Bütün koltukları işgal altında içimin/ve ayaktayım, kendime yer vermek istiyorum (s. 11)”

Şairin çağ ile arasındaki ruh uyuşmazlığının bir göstergesi olan şiirlerin başında “Değişen Hikâye” geliyor. Bu şiirde kalemin sisteme muhalif yanı “Evet, babam haklıydı ve bütün güzel ihtimallerin ömrü kısaydı/Hayallerin suçu yok; sistem arızalıydı (s. 22)”, “Müteahhitlere verdiler eski gelenekleri yıkılsınlar diye (s. 24), “Kimsenin hüznü kimsenin hayretine dokunmuyor (s. 25), “Raşit amca ve Mualla teyze de ölünce/Öğle namazına müteakip gömdüler komşuluğu (s. 25)” gibi mısralarla ferdin dünyadaki eğretiliği üzerinden ortaya konuluyor. Nitekim ondan sonra gelen ve kitaba adını veren “Ecza Deposu” da “bizi yanlış bir çağa bindirdiler aslında bütün mesele bu (s. 27)” mısraıyla şairin tematiğini özetliyor.

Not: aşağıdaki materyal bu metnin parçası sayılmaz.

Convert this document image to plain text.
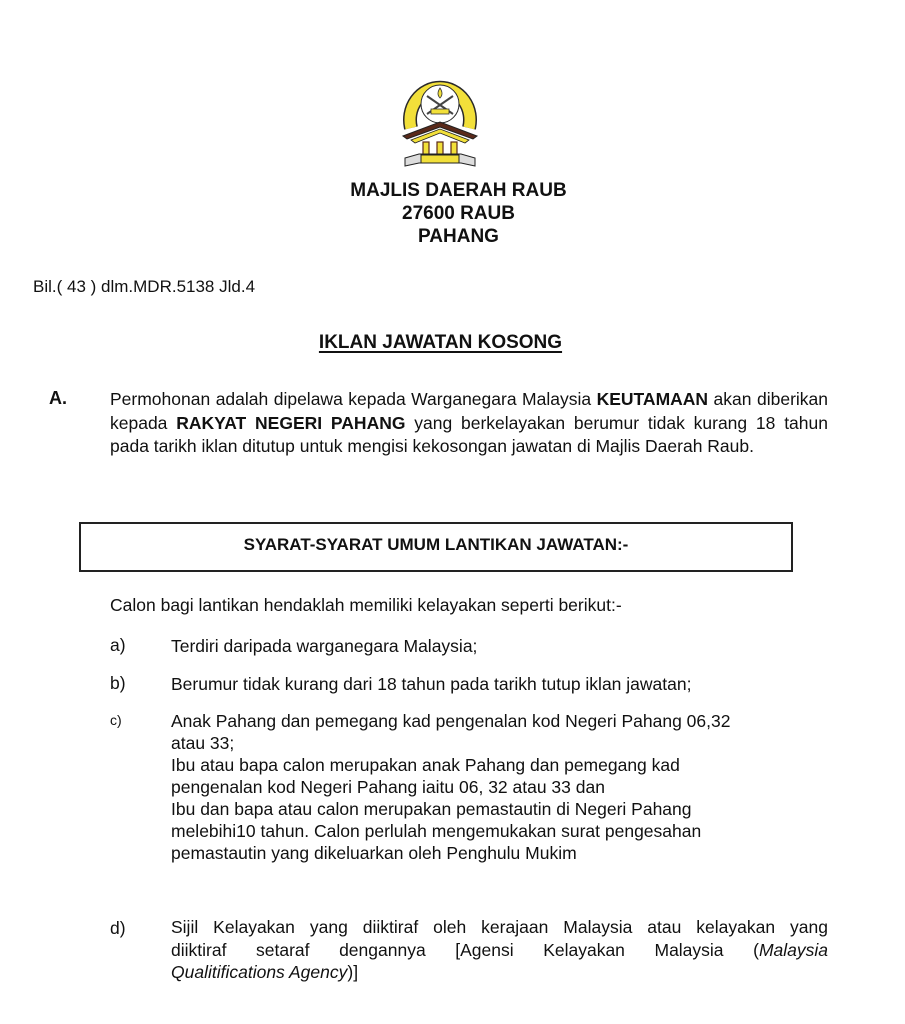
MAJLIS DAERAH RAUB
27600 RAUB
PAHANG
Bil.( 43 ) dlm.MDR.5138 Jld.4
IKLAN JAWATAN KOSONG
A. Permohonan adalah dipelawa kepada Warganegara Malaysia KEUTAMAAN akan diberikan kepada RAKYAT NEGERI PAHANG yang berkelayakan berumur tidak kurang 18 tahun pada tarikh iklan ditutup untuk mengisi kekosongan jawatan di Majlis Daerah Raub.
SYARAT-SYARAT UMUM LANTIKAN JAWATAN:-
Calon bagi lantikan hendaklah memiliki kelayakan seperti berikut:-
a)	Terdiri daripada warganegara Malaysia;
b)	Berumur tidak kurang dari 18 tahun pada tarikh tutup iklan jawatan;
c)	Anak Pahang dan pemegang kad pengenalan kod Negeri Pahang 06,32
atau 33;
Ibu atau bapa calon merupakan anak Pahang dan pemegang kad
pengenalan kod Negeri Pahang iaitu 06, 32 atau 33 dan
Ibu dan bapa atau calon merupakan pemastautin di Negeri Pahang
melebihi10 tahun. Calon perlulah mengemukakan surat pengesahan
pemastautin yang dikeluarkan oleh Penghulu Mukim
d)	Sijil Kelayakan yang diiktiraf oleh kerajaan Malaysia atau kelayakan yang
diiktiraf setaraf dengannya [Agensi Kelayakan Malaysia (Malaysia
Qualitifications Agency)]
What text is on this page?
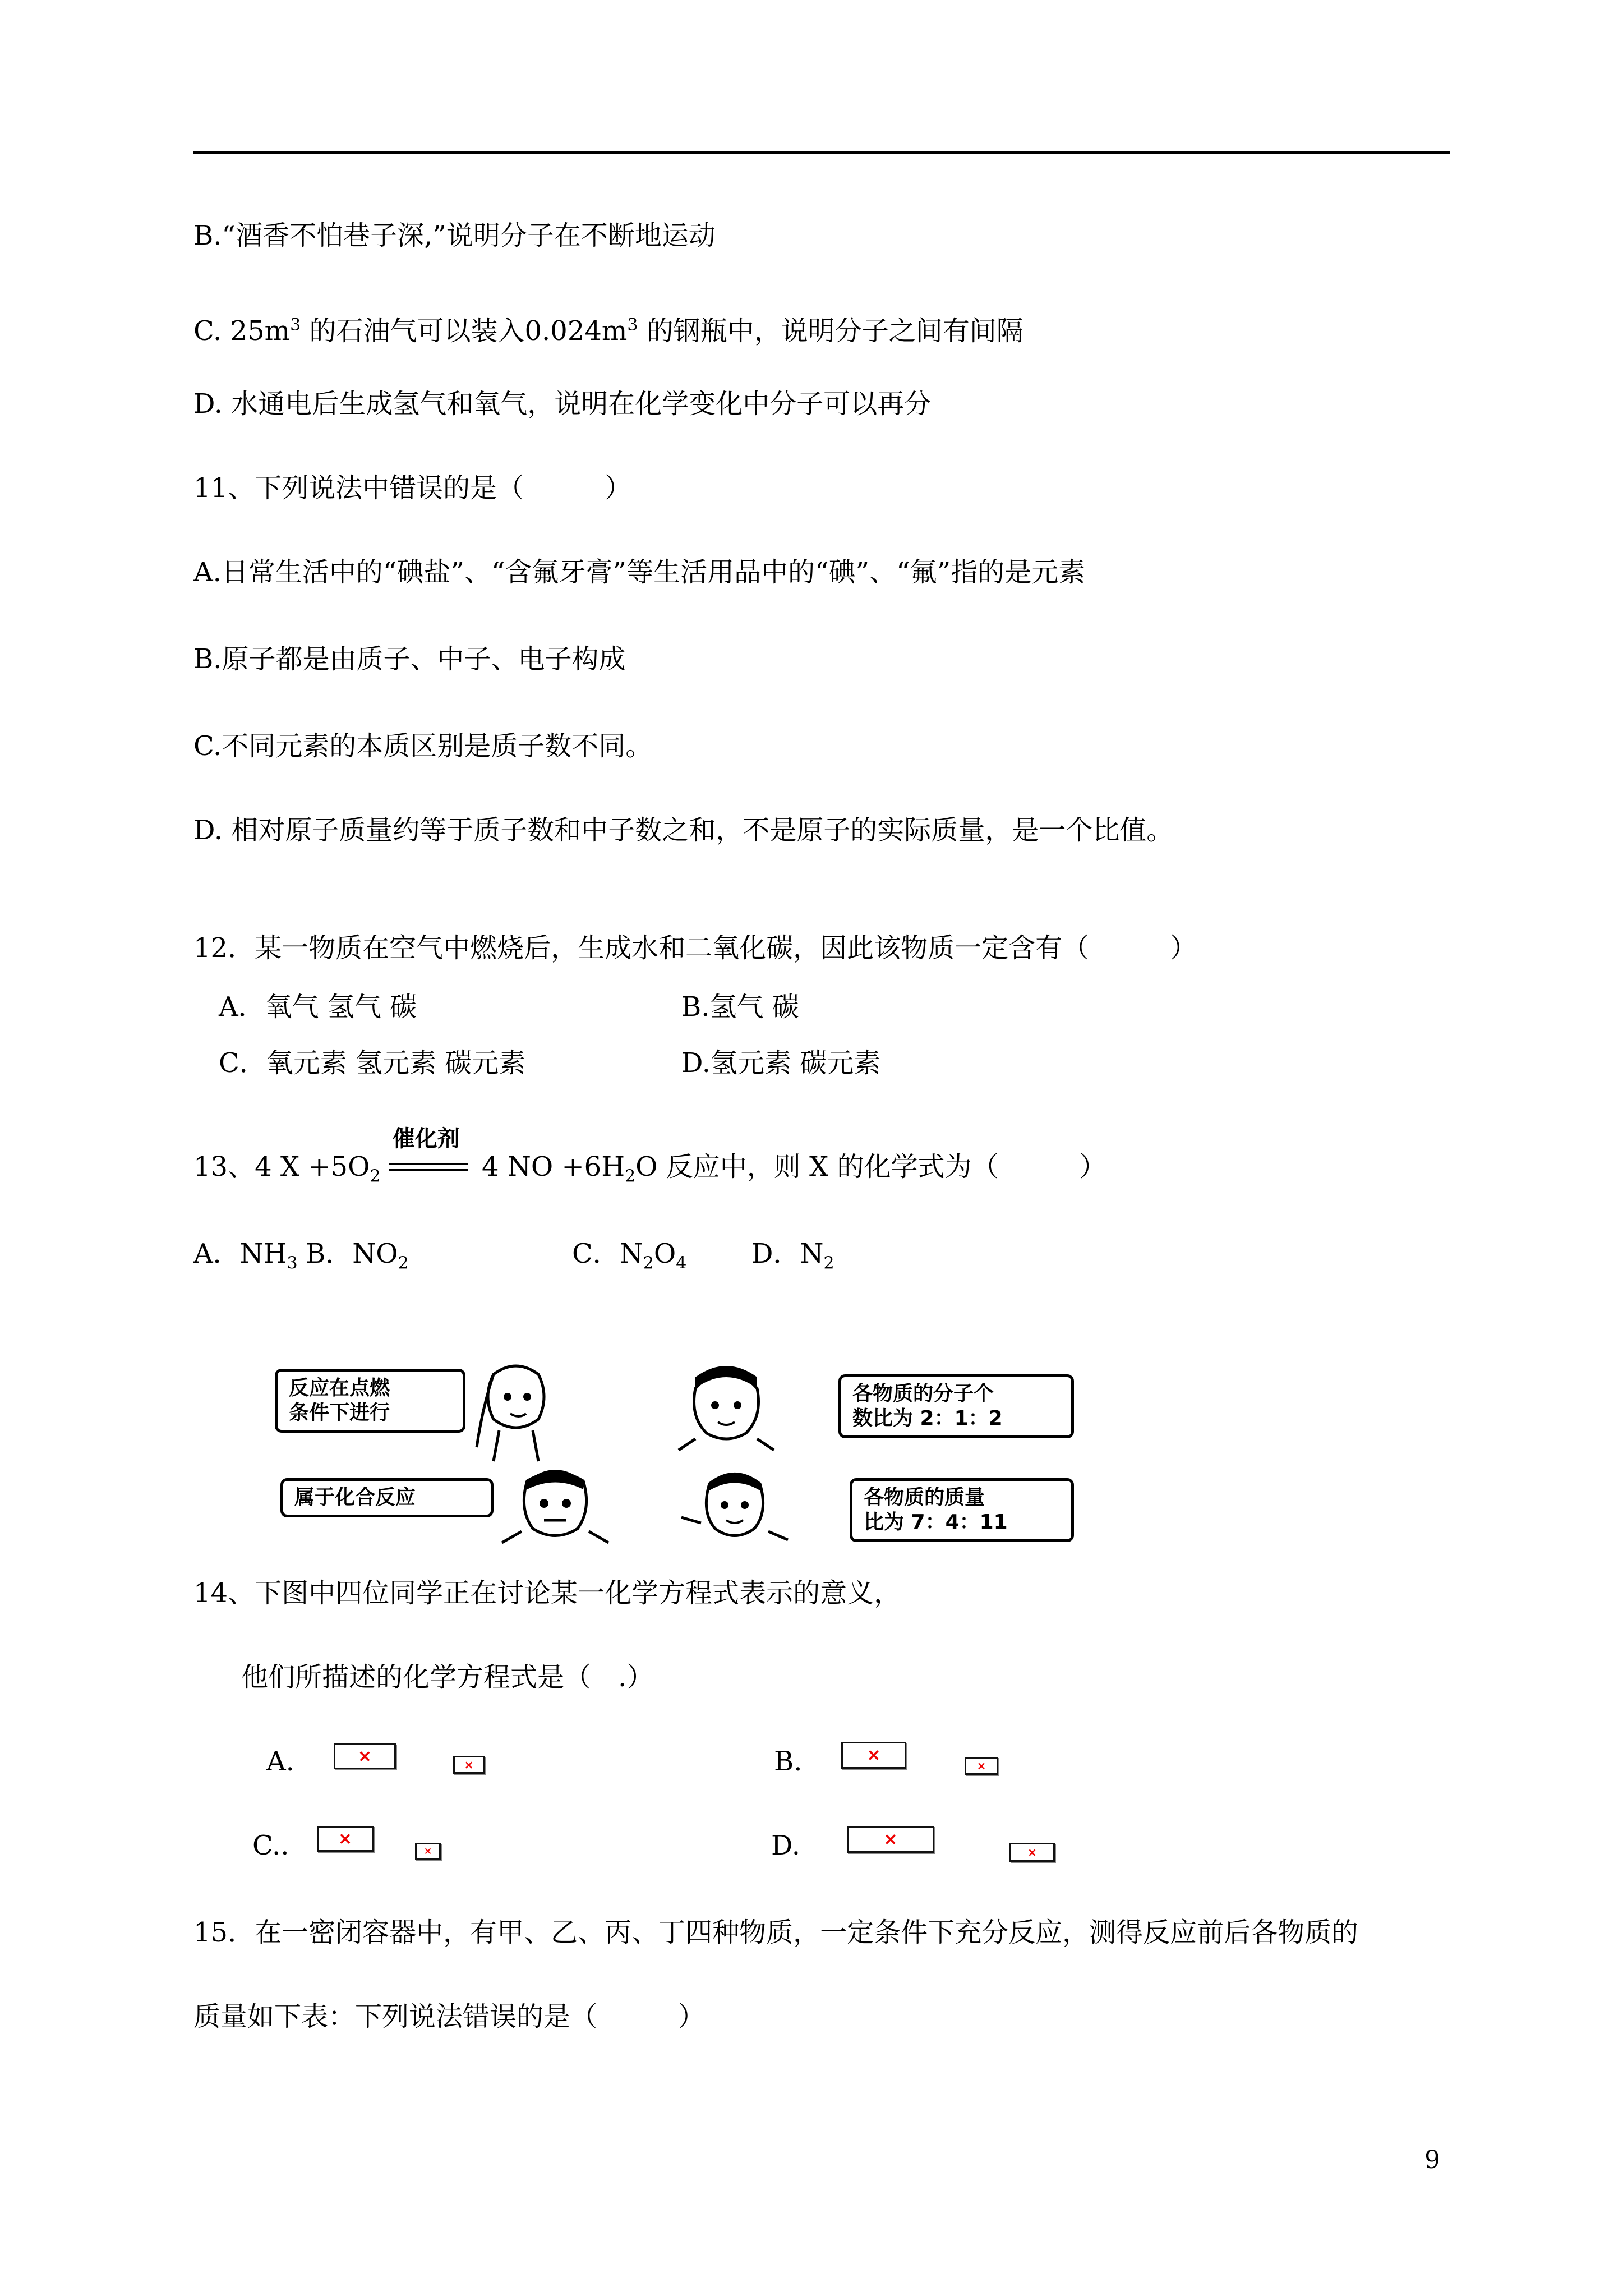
B.“酒香不怕巷子深,”说明分子在不断地运动
C. $25m^3$ 的石油气可以装入$0.024m^3$ 的钢瓶中，说明分子之间有间隔
D. 水通电后生成氢气和氧气，说明在化学变化中分子可以再分
11、下列说法中错误的是（　　　）
A.日常生活中的“碘盐”、“含氟牙膏”等生活用品中的“碘”、“氟”指的是元素
B.原子都是由质子、中子、电子构成
C.不同元素的本质区别是质子数不同。
D. 相对原子质量约等于质子数和中子数之和，不是原子的实际质量，是一个比值。
12．某一物质在空气中燃烧后，生成水和二氧化碳，因此该物质一定含有（　　　）
A．氧气 氢气 碳	B.氢气 碳
C．氧元素 氢元素 碳元素	D.氢元素 碳元素
13、4 $X +5O_2$
催化剂
4 NO $+6H_2O$ 反应中，则 X 的化学式为（　　　）
A．$NH_3$ B．$NO_2$	C．$N_2O_4$ D．$N_2$
反应在点燃
条件下进行
各物质的分子个
数比为 2：1：2
属于化合反应	各物质的质量
比为 7：4：11
14、下图中四位同学正在讨论某一化学方程式表示的意义，
他们所描述的化学方程式是（　.）
A.	×	×	B.	×
×
C..	×
×	D.	×
×
15．在一密闭容器中，有甲、乙、丙、丁四种物质，一定条件下充分反应，测得反应前后各物质的
质量如下表：下列说法错误的是（　　　）
9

Arif Onur Solak şiirinin karakteristiğinden bir diğerini de onun zamana yenilmeyen geçmiş zaman şarkılarından ilham alması oluşturuyor. “Müslüm Gürses Mp3” adını taşıyan çalışmanın yanı sıra kitaba isim olan şiirde geçen “gözlerinin içine başka hayal miydi hayat mı? Neydi sonrası (s. 28)”, Otobüs Durağında Yalnız” şiirinde yer bulan “Leyla da özge can değil artık taşındı buralardan (s. 56)” gibi mısralar şarkıların nabzını tutuyor ancak dikkat edileceği üzere yapılan göndermeler ters bir istikamet üzerinden şekilleniyor. Aynı tutumu şiirlere yapılan telmihlerden de takip etmek mümkün. “Öz sokağımda garip mahallemde parya (s.24) mısraı ile Necip Fazıl’ın “Sakarya Türküsü” şiirine göndermeyi “beni bu çirkin apartmanlar mahvetti (s. 48) ile Orhan Veli, “Düşünüyorum o halde deliyim, kime ne (s. 60)” mısraıyla da Descartes izliyor. Şair telmihleriyle dünyaya kafa tutsa da orada, çağın sesiyle seslenen modern bir tutum dikkatleri çekiyor. Ferdin yalnızlığının, dışarda kalmışlığının anlatıldığı mısralarda klişeler karşısında dimdik duran, yazıcının ifadesiyle romantizme yenilmeyen (s. 35), cinnetin eşiğinde bulunsa da buhrana düşmeyen hülasa yenilik ortaya koyabilen bir tavır fark ediliyor. Zaman zaman şarkı ve şiirlerin referans alındığı bu iklimde Solak alanını bir tezat üzerinden inşa ederken, öfke ve isyan kaybettiğimiz kimlikler olarak karşımızda duruyor (Entegrasyon Sorunu);

Düşünce suçuyla kovuldum bütün kalabalıklardan/Müstehzi küfürlerle geçtim eyyamcılar çarşısından, gençtim/Edebe mugayir kaldı dilimin ucuna çöreklenen ne varsa/Kimse üstüne alınmadı yumruk gibi böyle göğsüme/Bir çiçeğin kanamaya durması gibi ya da açması gibi bir gerçeğin/Nerede öfkesi yüksek bir şiire dursam, orada yeminli direnişler/Kaldığımız yerden başlamanın ve yeniden başlamanın şarkısı/Beni bu çirkin apartmanlar mahvetti, şöyle boğaza karşı ölsek mi biraz (s. 48)”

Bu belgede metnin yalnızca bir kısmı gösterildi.